Some business or investment assets, such as a hotel or farm, consist of both real and personal property. Tax rules require all properties, both real and personal, in a multiple asset exchange to be grouped into like-kind or like-class groups. Treas. Reg. §1.1031(j)-1. Deferred gain and basis must also be allocated across the exchange groups. The value to structuring an exchange as a multiple asset exchange, rather than as a separate exchange for each unit, is that a multiple asset exchange provides an exception to the general rule that requires a property-for-property comparison when computing gain and basis. The aggregate value, liabilities and basis of all units within a specific exchange group are computed and gain is recognized only to the extent of a difference in the aggregate values of the exchange groups relinquished and replaced. Treas. Reg. §1.1031(j)-1(b). The resulting basis for the replacement property is determined separately for each exchange group, rather than for the whole property. Treas. Reg. §1.1031(j)-1(c). This may result in deferral of a greater proportion of the gain than if the transaction were structured as several separate exchanges of individual units of property.
Historically, the Internal Revenue Service issued Rev. Rul. 57-365 stating that an exchange of identical business assets, including real and personal property, of two telephone companies would be considered “property of like kind” within the meaning of IRC §1031. In 1989, Rev. Rul. 89-121 addressed the “identical business asset” rule set forth in Rev. Rul. 57-365, clarifying that the mere fact that multiple assets comprise a business or an integrated economic investment does not mean that they may be treated as the disposition of a single property. The IRS stated that a review of the underlying assets pursuant to Rev. Rul. 55-79 was required to determine whether the property was to be considered of like kind. Accordingly, pure “business swaps” are no longer allowed.
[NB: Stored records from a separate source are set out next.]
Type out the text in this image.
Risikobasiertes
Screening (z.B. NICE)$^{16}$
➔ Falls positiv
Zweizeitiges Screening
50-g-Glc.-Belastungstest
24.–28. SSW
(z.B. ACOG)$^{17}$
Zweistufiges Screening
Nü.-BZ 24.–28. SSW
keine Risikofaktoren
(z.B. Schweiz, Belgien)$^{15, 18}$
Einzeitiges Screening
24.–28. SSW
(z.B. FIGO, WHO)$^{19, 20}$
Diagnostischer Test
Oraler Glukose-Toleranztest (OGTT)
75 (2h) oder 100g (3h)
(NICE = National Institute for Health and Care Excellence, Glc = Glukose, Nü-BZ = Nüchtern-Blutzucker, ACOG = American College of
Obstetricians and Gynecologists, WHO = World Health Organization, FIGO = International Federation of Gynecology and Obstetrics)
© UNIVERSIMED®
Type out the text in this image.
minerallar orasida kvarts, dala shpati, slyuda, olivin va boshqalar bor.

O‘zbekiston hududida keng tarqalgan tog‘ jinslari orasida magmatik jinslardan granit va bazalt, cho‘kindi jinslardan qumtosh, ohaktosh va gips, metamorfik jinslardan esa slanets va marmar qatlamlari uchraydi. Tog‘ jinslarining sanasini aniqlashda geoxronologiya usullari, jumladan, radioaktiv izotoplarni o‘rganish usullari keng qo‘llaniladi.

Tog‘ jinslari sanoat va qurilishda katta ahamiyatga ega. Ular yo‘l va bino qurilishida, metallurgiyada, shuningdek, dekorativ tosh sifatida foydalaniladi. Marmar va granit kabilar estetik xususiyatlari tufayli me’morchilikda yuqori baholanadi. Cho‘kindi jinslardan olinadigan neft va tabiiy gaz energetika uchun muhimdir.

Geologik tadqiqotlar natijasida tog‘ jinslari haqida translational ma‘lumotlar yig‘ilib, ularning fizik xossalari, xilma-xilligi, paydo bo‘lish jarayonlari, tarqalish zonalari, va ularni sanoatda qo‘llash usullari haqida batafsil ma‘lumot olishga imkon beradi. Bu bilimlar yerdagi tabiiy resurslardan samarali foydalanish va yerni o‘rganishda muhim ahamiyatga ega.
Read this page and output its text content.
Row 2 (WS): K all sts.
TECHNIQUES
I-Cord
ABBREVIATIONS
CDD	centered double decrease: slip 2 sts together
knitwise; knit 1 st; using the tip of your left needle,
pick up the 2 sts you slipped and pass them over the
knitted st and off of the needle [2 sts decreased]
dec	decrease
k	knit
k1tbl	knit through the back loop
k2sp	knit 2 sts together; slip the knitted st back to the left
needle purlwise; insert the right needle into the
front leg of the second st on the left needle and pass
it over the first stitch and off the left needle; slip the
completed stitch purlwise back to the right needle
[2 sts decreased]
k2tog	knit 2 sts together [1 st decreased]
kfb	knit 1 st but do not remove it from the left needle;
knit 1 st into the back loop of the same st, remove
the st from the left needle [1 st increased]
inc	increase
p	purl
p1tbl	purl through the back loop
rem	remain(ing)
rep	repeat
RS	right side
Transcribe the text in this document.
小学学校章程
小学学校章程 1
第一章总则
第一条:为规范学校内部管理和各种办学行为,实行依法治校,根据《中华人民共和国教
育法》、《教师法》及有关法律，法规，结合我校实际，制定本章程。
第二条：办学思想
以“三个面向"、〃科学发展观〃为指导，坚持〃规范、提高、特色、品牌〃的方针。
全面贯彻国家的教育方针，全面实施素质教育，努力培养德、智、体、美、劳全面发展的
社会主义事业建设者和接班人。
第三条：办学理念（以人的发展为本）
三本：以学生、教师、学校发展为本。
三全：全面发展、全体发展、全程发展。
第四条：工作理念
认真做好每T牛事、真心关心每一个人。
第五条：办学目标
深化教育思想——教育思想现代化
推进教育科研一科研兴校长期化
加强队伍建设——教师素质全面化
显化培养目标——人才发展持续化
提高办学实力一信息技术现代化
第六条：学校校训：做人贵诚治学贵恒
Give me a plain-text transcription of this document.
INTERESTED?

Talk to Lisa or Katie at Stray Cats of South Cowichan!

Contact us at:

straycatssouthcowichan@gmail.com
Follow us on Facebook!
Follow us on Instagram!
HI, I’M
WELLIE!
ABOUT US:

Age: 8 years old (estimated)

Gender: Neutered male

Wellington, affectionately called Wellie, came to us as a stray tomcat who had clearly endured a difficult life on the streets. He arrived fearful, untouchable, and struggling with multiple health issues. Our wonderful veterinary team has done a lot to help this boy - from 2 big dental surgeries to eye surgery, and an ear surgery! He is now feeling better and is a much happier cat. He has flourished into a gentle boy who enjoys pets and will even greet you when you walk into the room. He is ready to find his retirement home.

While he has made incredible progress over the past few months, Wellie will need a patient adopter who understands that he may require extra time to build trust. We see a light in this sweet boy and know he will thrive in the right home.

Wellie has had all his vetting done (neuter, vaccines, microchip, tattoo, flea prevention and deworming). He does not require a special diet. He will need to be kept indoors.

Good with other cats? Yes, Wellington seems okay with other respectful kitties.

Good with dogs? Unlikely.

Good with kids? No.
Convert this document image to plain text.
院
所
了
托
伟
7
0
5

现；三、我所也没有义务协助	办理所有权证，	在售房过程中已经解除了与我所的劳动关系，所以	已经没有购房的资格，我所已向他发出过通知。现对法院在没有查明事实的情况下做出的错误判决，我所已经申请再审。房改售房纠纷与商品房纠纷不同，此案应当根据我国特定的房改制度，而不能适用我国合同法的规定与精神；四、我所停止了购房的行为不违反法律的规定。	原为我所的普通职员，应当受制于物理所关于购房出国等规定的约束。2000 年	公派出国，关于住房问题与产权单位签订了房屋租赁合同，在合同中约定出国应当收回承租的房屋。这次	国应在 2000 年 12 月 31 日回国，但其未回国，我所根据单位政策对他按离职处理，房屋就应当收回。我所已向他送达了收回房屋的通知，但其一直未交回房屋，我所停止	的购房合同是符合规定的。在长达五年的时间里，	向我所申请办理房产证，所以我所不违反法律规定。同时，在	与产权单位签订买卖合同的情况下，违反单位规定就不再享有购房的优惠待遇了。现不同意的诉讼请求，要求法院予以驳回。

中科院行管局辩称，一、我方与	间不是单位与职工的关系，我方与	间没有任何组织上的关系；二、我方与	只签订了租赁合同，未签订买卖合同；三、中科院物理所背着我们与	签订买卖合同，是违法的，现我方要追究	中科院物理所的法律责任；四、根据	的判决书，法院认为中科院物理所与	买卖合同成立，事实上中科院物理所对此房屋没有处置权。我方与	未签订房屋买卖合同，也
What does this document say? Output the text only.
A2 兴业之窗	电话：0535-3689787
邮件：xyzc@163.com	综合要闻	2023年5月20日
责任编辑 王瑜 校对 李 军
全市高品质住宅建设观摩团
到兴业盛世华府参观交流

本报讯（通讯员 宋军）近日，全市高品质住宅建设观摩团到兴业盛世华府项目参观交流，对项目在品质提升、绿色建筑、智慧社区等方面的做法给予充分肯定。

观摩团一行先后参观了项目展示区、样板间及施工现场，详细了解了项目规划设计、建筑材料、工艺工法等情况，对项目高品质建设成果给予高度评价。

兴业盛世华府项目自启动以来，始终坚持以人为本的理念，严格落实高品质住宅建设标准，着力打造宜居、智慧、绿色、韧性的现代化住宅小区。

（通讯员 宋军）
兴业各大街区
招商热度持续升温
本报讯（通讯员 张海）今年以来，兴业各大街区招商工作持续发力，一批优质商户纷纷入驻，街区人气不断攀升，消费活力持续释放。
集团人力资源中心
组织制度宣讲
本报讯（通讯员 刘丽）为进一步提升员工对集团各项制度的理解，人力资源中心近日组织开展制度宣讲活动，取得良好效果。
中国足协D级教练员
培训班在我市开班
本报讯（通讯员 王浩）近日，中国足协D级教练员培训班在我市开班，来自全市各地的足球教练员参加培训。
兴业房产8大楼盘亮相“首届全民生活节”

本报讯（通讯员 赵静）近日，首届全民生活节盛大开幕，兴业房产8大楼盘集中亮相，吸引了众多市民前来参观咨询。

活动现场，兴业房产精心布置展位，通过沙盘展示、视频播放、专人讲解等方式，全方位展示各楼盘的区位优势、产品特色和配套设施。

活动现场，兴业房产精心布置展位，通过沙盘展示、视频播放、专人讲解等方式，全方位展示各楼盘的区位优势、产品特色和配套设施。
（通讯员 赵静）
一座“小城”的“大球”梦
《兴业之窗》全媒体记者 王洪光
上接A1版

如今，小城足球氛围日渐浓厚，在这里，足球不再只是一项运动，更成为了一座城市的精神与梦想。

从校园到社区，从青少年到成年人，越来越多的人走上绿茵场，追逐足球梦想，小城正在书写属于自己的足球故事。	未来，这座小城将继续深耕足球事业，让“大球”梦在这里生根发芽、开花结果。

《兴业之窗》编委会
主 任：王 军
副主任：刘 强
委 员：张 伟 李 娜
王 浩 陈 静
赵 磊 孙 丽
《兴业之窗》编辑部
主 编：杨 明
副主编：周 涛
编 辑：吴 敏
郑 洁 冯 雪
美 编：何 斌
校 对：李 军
Real property may only be exchanged for other real property and personal property assets may only be exchanged for other like-kind or like-class personal property assets. For example, in the exchange of an apartment building for another apartment building, the value of the relinquished real estate must be matched against the replacement real estate, and the value of the relinquished washers, dryers, refrigerators and stoves must be matched against the replacement appliances. Similarly, an agricultural exchange would require matching up of real estate exchange groups and agricultural machinery exchange groups. Similar issues arise with the exchange of cost segregated Relinquished Property. Care must be taken to ensure that the Replacement Property contains an equal or greater value of IRC §1245 assets to avoid recapture boot.
The goodwill of one business is never considered to be like-kind to the goodwill of another business, and thus its value may not be included among the assets exchanged, notwithstanding that in some business sales, goodwill may be the single most valuable asset. Treas. Reg. §1.1031(a)-2(c)(2). The reasoning is that due to the inherent uniqueness of any single business, the goodwill or going concern value of two businesses could not possibly have the same nature or quality.
A careful review of most commercial real property transactions will often reveal a large amount of depreciated personal property being sold in addition to the real property. By taking the time to review the impact of these additional assets, and contemplating a multiple asset exchange, an Exchanger may be able to defer much more of the taxable gain than the Exchanger originally considered. Due to the complexities of multiple asset exchanges, Exchangers are strongly advised to obtain competent tax and legal counsel prior to the exchange.